The biggest federal issue in Saskatchewan is carbon pricing, in part because Premier Brad Wall has positioned himself as Canada’s shrillest opponent of putting a price on emissions. In May, the federal Liberal government outlined its plan to impose a carbon tax on Saskatchewan if the provincial government does not do so by next year. When federal NDP leadership candidates debate in Saskatoon on Tuesday, they need to explain how they would help make carbon pricing work for Saskatchewan.
All of the NDP leadership candidates presumably support carbon pricing as a means of reducing emissions. Niki Ashton and Guy Caron will unveil their climate plans in the coming weeks. Charlie Angus has called for a “Federal Carbon Budget” without any numbers or any specific policies to implement it. Jagmeet Singh has released a more comprehensive climate plan, including a commitment to “ensure that carbon pricing is twinned with rebates to make it more affordable and fair for low and middle income Canadians.”
The Alberta NDP government’s carbon tax includes substantial income-tested rebates. Emulating this progressive approach would make carbon pricing more palatable in Saskatchewan and other provinces.
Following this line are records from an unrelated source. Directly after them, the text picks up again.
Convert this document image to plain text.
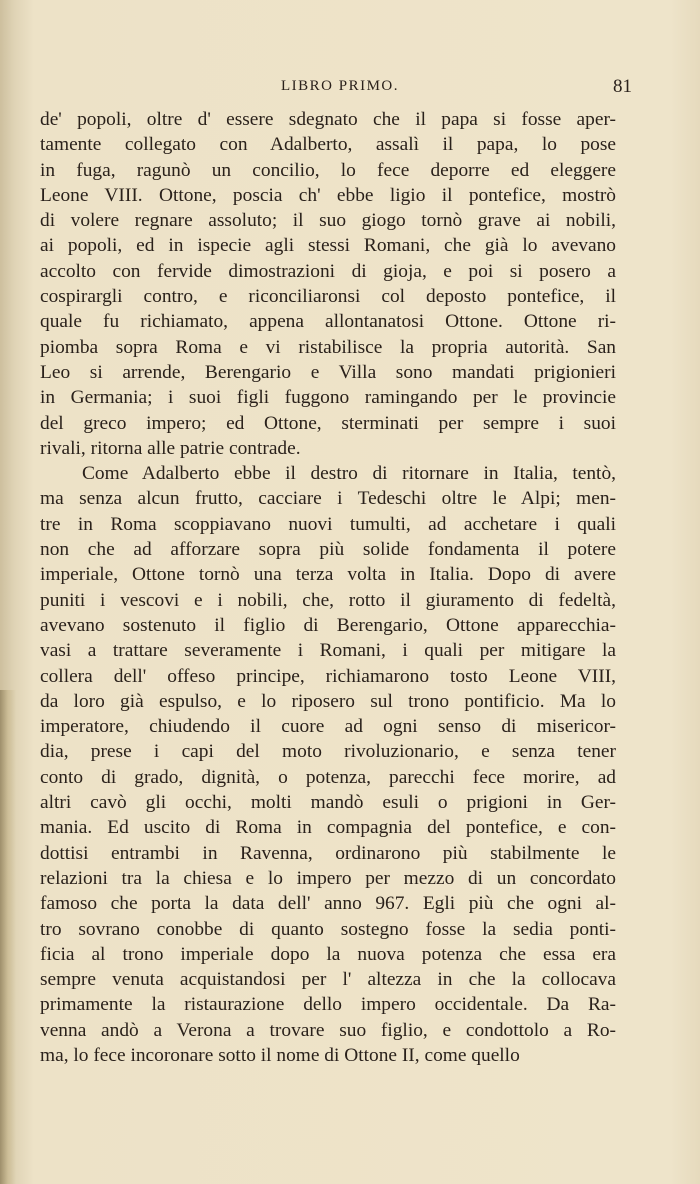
LIBRO PRIMO.	81
de' popoli, oltre d' essere sdegnato che il papa si fosse aper-
tamente collegato con Adalberto, assalì il papa, lo pose
in fuga, ragunò un concilio, lo fece deporre ed eleggere
Leone VIII. Ottone, poscia ch' ebbe ligio il pontefice, mostrò
di volere regnare assoluto; il suo giogo tornò grave ai nobili,
ai popoli, ed in ispecie agli stessi Romani, che già lo avevano
accolto con fervide dimostrazioni di gioja, e poi si posero a
cospirargli contro, e riconciliaronsi col deposto pontefice, il
quale fu richiamato, appena allontanatosi Ottone. Ottone ri-
piomba sopra Roma e vi ristabilisce la propria autorità. San
Leo si arrende, Berengario e Villa sono mandati prigionieri
in Germania; i suoi figli fuggono ramingando per le provincie
del greco impero; ed Ottone, sterminati per sempre i suoi
rivali, ritorna alle patrie contrade.
Come Adalberto ebbe il destro di ritornare in Italia, tentò,
ma senza alcun frutto, cacciare i Tedeschi oltre le Alpi; men-
tre in Roma scoppiavano nuovi tumulti, ad acchetare i quali
non che ad afforzare sopra più solide fondamenta il potere
imperiale, Ottone tornò una terza volta in Italia. Dopo di avere
puniti i vescovi e i nobili, che, rotto il giuramento di fedeltà,
avevano sostenuto il figlio di Berengario, Ottone apparecchia-
vasi a trattare severamente i Romani, i quali per mitigare la
collera dell' offeso principe, richiamarono tosto Leone VIII,
da loro già espulso, e lo riposero sul trono pontificio. Ma lo
imperatore, chiudendo il cuore ad ogni senso di misericor-
dia, prese i capi del moto rivoluzionario, e senza tener
conto di grado, dignità, o potenza, parecchi fece morire, ad
altri cavò gli occhi, molti mandò esuli o prigioni in Ger-
mania. Ed uscito di Roma in compagnia del pontefice, e con-
dottisi entrambi in Ravenna, ordinarono più stabilmente le
relazioni tra la chiesa e lo impero per mezzo di un concordato
famoso che porta la data dell' anno 967. Egli più che ogni al-
tro sovrano conobbe di quanto sostegno fosse la sedia ponti-
ficia al trono imperiale dopo la nuova potenza che essa era
sempre venuta acquistandosi per l' altezza in che la collocava
primamente la ristaurazione dello impero occidentale. Da Ra-
venna andò a Verona a trovare suo figlio, e condottolo a Ro-
ma, lo fece incoronare sotto il nome di Ottone II, come quello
Last month, I suggested that the federal government, which will collect GST from carbon pricing, provide a direct transfer to lower-income Canadians to help offset carbon costs.
However, none of the four remaining federal NDP leadership contenders has yet addressed the challenge of “carbon leakage.” While carbon pricing provides a needed incentive for industry to reduce emissions, it can also provide a perverse incentive for industry to relocate to jurisdictions without carbon pricing. Pushing carbon-intensive production to countries with weaker environmental policies would increase global emissions and eliminate Canadian jobs.
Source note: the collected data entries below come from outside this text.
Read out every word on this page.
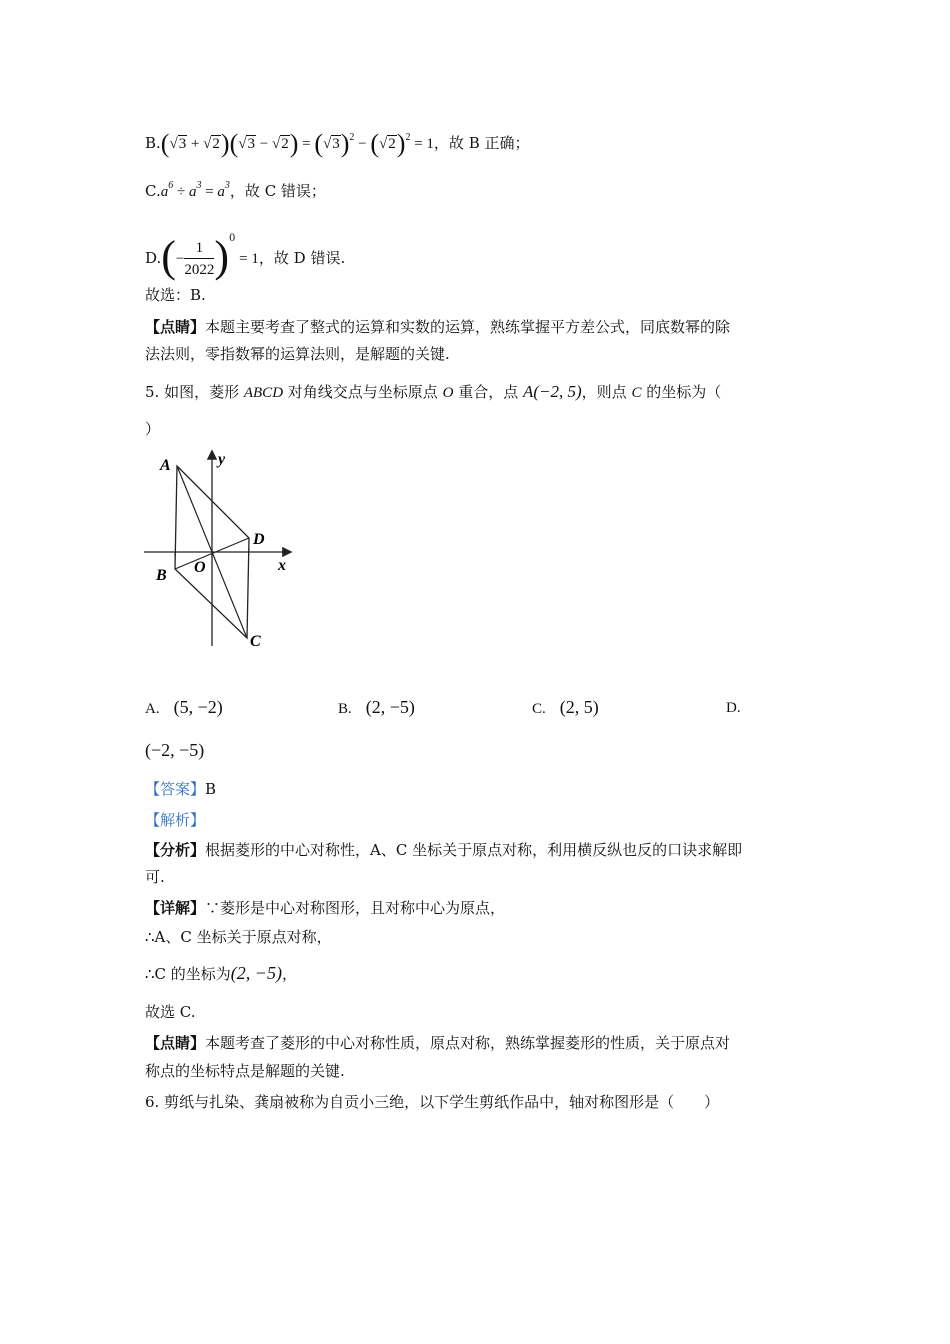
$B.(√3 + √2)(√3 - √2) = (√3)^2 - (√2)^2 = 1$，故 B 正确；
$C.a^6 \div a^3 = a^3$，故 C 错误；
$D.(- \frac{1}{2022} )^0 = 1$，故 D 错误.
故选：B.
【点睛】本题主要考查了整式的运算和实数的运算，熟练掌握平方差公式，同底数幂的除
法法则，零指数幂的运算法则，是解题的关键.
5. 如图，菱形 ABCD 对角线交点与坐标原点 O 重合，点 A(−2, 5)，则点 C 的坐标为（
）
A	y
D
O	x
B
C
A. (5, −2)	B. (2, −5)	C. (2, 5)	D.
(−2, −5)
【答案】B
【解析】
【分析】根据菱形的中心对称性，A、C 坐标关于原点对称，利用横反纵也反的口诀求解即
可.
【详解】∵菱形是中心对称图形，且对称中心为原点，
∴A、C 坐标关于原点对称，
∴C 的坐标为(2, −5)，
故选 C.
【点睛】本题考查了菱形的中心对称性质，原点对称，熟练掌握菱形的性质，关于原点对
称点的坐标特点是解题的关键.
6. 剪纸与扎染、龚扇被称为自贡小三绝，以下学生剪纸作品中，轴对称图形是（　　）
This challenge looms particularly large for Saskatchewan. Canada’s Ecofiscal Commission estimates that 79 per cent of Saskatchewan’s emissions are from carbon-intensive, trade-exposed sectors — by far the highest percentage of any province. For example, Regina’s largest private-sector employers are a steel mill and an oil refinery. Both facilities are unionized and provide well-paid jobs. Both are carbon-intensive, but compete with even more carbon-intensive imports of steel and petroleum products from the U.S. and offshore.
I have proposed that the federal government extend its national carbon price to the carbon content of imports and rebate it on Canadian exports. Such border adjustments would ensure a level playing field and remove the incentive for industry to relocate to countries without carbon pricing. They would enable Canada to be more ambitious in using carbon pricing to reduce emissions and favour domestic production to the extent that it is less carbon-intensive than imports.
The federal government;s jurisdiction over international trade provides an opportunity to address the problem of carbon leakage and present a compelling response to Brad Wall’s objection to carbon pricing. Saskatchewan New Democrats will be watching to see whether and how our federal leadership candidates meet this challenge.